Because of this, there were scuffles and police used violence, Christodoulou said.
Are we living in a dictatorship where people are not allowed to do anything?” he added. “Police wouldn’t even let us on the pavement.”
Police said the striking workers had blocked the road for hours, disrupting traffic.
Paphos police deputy director Nicos Sophocleous defended the force’s actions.
“Police did their duty,” he said. Police spokeswoman Lefki Solomontos echoed his comments on CyBC later in the day. “As the police, we have an obligation to enforce the law and maintain order,” she said, adding that though the right to strike was “completely respected” the police were obliged to intervene in this case and any other similar ones.
Also commenting on the incident, head of the employers and industrialists’ federation (OEV), Michalis Pilikos said: “No one has the right to enforce the law of the jungle against anyone else. Just as someone has the right to strike, so does someone else have the right to work,” he said.
The trouble came on the ninth day of the construction sector industrial action with no signs yesterday that the dispute would be resolved soon.
Builders have gone on strike over job losses and insecurity in the sector.
Their unions have taken issue with the roughly 10,000 foreign EU workers in their sector, who were not part of collective agreements that guarantee better benefits for employees.
They have threatened a general strike if employers did not show readiness to compromise.
Labour Minister Sotiroulla Charalambous has been trying to bring the two sides closer but without any positive result so far.
“The distance has grown and the conclusion is that the employers’ side is not trying to find bridges of communication but it is trying to exploit the economic situation to win everything,” said Yiannakis Ioannou, the head of SEK’s construction branch.
Ioannou said builders have already agreed to cuts of around 8.0 per cent but contractors also wanted to reduce provident fund contributions by 3.0 per cent, cut Christmas bonuses by 50 per cent, and take away one day from the Easter holidays.
“The bridges of communication that some people are trying to build have found no response because contractors have run amok, they have shown their true colours,” Ioannou said.
Charalambous has cancelled a trip abroad to continue efforts to break the deadlock, which is doing more damage to the island’s stalled economy.
Builders receive some form of financial help from the unions’ strike funds.
President Demetris Christofias said he was saddened by the use of violence, which he condemned.
“We do not accept such behaviour.

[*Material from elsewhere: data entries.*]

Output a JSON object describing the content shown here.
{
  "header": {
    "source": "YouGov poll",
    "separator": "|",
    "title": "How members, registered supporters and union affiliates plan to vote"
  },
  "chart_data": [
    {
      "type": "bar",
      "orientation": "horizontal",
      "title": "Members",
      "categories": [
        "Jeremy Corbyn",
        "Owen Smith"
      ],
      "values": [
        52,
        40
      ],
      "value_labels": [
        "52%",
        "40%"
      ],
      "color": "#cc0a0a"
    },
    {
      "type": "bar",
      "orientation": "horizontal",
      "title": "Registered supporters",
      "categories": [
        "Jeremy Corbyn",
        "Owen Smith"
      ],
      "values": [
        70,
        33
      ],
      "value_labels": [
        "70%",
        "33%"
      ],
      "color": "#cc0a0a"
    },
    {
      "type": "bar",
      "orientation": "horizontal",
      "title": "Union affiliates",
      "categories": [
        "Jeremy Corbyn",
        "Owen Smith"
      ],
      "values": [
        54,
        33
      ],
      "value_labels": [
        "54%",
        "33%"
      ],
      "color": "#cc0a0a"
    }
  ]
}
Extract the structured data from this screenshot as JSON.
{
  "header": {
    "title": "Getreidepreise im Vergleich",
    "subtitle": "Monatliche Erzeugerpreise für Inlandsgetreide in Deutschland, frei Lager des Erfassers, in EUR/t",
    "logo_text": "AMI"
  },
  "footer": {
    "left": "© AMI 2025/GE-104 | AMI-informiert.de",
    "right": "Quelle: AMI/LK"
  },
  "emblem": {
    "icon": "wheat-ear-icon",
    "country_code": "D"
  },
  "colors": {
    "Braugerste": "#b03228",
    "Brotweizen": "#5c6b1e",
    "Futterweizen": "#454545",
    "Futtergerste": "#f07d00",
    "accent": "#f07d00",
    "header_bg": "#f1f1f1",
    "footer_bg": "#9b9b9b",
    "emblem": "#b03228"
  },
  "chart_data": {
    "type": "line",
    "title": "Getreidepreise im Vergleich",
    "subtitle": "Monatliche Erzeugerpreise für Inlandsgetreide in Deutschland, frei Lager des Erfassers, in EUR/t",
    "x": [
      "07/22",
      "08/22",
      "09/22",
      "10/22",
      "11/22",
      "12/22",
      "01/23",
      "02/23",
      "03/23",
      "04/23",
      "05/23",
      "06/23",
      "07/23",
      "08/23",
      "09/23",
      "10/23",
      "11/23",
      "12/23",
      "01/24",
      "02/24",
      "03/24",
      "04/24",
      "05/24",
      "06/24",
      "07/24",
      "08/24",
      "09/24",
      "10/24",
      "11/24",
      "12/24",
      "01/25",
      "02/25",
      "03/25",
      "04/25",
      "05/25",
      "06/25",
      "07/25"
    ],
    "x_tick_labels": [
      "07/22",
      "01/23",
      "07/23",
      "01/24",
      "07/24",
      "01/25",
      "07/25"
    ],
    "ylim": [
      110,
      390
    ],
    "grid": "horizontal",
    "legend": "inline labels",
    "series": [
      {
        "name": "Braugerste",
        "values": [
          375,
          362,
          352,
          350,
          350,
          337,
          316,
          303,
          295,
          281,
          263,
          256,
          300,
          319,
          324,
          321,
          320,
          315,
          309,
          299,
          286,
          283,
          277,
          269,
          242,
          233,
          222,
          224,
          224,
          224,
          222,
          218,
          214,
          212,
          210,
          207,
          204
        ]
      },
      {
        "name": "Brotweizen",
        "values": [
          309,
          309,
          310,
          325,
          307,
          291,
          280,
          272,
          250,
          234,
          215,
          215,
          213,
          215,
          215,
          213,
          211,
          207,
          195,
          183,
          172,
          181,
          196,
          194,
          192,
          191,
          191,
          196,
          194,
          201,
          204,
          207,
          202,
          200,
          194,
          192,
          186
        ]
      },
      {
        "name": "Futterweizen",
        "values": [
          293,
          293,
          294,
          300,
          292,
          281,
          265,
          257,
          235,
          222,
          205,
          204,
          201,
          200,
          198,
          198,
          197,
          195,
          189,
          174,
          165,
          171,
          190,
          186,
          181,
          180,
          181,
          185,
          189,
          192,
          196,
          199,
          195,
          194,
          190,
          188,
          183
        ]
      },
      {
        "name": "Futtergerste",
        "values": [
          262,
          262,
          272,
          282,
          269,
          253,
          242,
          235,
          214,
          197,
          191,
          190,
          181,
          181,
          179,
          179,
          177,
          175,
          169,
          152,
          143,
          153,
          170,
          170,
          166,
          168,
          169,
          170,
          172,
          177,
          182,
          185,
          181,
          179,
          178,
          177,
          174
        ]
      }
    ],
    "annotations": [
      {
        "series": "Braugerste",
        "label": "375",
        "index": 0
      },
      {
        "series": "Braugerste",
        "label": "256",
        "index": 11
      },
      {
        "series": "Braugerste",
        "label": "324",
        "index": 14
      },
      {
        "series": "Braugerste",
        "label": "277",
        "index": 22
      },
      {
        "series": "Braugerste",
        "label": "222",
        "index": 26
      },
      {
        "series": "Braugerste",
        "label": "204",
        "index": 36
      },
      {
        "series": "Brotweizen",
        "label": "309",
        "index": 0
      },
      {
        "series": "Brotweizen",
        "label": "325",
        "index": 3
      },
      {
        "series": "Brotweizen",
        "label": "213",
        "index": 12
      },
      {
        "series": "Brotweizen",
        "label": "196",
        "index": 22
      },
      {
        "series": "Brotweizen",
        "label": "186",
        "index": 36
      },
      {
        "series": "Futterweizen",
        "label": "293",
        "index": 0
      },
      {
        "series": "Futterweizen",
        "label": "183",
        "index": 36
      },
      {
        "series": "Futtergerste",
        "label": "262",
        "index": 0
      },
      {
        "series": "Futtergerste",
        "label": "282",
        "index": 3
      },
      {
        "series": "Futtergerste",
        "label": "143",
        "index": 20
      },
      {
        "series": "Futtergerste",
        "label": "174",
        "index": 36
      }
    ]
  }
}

I want to express my solidarity with the people who were beaten and suffered injuries and call on the chief of police to put an end to this behaviour,” Christofias said.
AKEL also condemned the violence, criticizing the police for being quick to blame the striking workers without listening to their version of the events.
The incident was criticised by presidential candidate Nicos Anastasiades whose spokesman urged the government to seek an immediate end to the dispute.
Labour minister Charalambous said last night she would continue her efforts to find a compromise between workers and employers despite criticism stemming from “petty politics and electoral interests”.